CHIEF JUSTICE Warren E. Burger is not known as a judicial activist and the Burger Court is not conventionally thought to be an activist court. But the methodology of Burger's opinion Tuesday for an 8-to-1 court in the Bob Jones Univercase, combined with the rationale of several other recent decisions, gives the federal judiciary a creative license with unlimited possibilities for the exercise of judicial power.

In the Bob Jones case, the court ruled that the Internal Revenue Service may deny tax-exempt status to racially discriminatory private schools even though Congress never authorized the practice. Burger said the IRS had been carrying out the policy since 1970. Congress knew about it and raised no objections, he said. It acquiesed.

That, he said, is tantamount to approval. Apparently the court believes Congress approves of anything it doesn't disapprove of.

A large proportion of the controversies in the federal judiciary are, like Bob Jones, questions of congressional intent. They are in the courts because Congress ducks important questions in many statutes and leaves out crucial details, sometimes because it cannot -- or doesn't want to -- agree on them. Under the rationale of Bob Jones, Congress' failure to act becomes the act itself. If Congress doesn't say "no," the answer is "yes."

Liberals who approve of the Bob Jones opinion should look at one of the prior cases cited by Burger in support of the Jones ruling to understand that it's a two-edged sword. That 1981 case, Haig v. Agee, upheld the revocation of the passport of former CIA agent Philip Agee for traveling around the world exposing purported CIA agents. It gave the government discretion to deny travel abroad to citizens it believes threaten the national security or U.S. foreign policy.

Burger acknowleged there, as he did in Bob Jones, that Congress had not "in so many words" empowered the secretary of state to do what he did.
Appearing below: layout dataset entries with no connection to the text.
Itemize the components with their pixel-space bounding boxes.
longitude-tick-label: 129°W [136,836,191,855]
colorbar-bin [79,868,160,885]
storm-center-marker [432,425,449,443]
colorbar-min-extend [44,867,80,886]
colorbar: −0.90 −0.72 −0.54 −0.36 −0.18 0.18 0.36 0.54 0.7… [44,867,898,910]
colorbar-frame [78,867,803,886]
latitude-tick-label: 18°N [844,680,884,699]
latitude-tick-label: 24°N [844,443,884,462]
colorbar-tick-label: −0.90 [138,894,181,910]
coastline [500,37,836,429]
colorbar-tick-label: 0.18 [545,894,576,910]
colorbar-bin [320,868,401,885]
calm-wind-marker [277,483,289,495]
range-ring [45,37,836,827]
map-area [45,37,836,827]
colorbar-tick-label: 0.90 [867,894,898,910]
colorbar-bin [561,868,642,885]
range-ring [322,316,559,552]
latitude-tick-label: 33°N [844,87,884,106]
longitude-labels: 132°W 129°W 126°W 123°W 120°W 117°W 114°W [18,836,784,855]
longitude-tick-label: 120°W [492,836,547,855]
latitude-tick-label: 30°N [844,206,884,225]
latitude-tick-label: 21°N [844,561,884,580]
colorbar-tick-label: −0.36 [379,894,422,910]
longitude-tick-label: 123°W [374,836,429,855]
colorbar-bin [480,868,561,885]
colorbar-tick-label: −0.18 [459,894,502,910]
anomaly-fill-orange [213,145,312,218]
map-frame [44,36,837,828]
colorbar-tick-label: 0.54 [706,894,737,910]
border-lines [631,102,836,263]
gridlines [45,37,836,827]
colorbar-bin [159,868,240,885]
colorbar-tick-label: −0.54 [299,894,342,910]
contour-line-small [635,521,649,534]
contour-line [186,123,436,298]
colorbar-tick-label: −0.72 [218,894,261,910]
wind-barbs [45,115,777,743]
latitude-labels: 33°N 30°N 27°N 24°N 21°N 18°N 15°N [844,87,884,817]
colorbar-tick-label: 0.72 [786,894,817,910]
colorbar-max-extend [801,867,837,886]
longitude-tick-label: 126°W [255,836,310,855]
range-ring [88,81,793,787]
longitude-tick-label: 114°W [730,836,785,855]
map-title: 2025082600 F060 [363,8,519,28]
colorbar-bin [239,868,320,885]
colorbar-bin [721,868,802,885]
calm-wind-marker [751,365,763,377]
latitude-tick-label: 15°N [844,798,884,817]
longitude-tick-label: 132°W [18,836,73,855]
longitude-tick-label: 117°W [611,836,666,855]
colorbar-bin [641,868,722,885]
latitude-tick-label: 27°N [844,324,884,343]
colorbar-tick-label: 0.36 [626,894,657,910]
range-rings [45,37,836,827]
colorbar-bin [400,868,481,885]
But, he said, Congress didn't specifically act to deny him that authority. So it must be all right.

In fairness to Burger, it was crucial to the Bob Jones ruling that various congressional committees over the years had rejected a number of bills to stop the IRS from denying the tax exemptions. "Non-action by Congress is not often a useful guide," he said, "but the non-action here is significant."

Justice Lewis F. Powell Jr. was clearly uncomfortable with the approach, though he could not bring himself to vote with a racist college. In the future, Powell said in a statement concurring with Burger's opinion, "these questions should be legislative policy choices. . . . The contours of public policy should be determined by Congress, not by judges or the IRS."

Justice William H. Rehnquist, usually a Burger ally, was the lone dissenter. Considering the fact that Congress knows how to amend the tax law when it wants to, Rehnquist wrote, "this Court has no business finding that Congress has adopted the new IRS position by failing to enact legislation to reverse it."

If your ox wasn't gored on Bob Jones or Haig v. Agee, try Merrill Lynch v. Curran last May, another precedent cited by Burger in the Bob Jones case. The question there was whether purchasers and sellers of futures contracts could sue futures traders and brokers for fraud under the Commodity Exchange Act. It was an important question Congress had never answered.

This time it was Justice John Paul Stevens acknowledging the congressional silence. But he said in a 5-to-4 decision that lower federal courts had "routinely and consistently" recognized the private right to sue under the commodities law. Congress, on the many occasions it revised the law, was aware of those court rulings and did nothing to overrule them, he said. Therefore, Congress approved.

Stevens opinion drew a lengthy dissent written by Powell. The decision, the dissenters said, "is disquieting because of its implicit view of the judicial role in the creation of federal law. The Court propounds a test that taxes the legislative branch with a duty to respond to opinions of the lower federal courts. The penalty for silence is the risk of having those erroneous judicial opinions imputed to Congress itself. . . . This view is inconsistent with the theory and structure of our constitutional government," Powell wrote. Burger was among those joining him.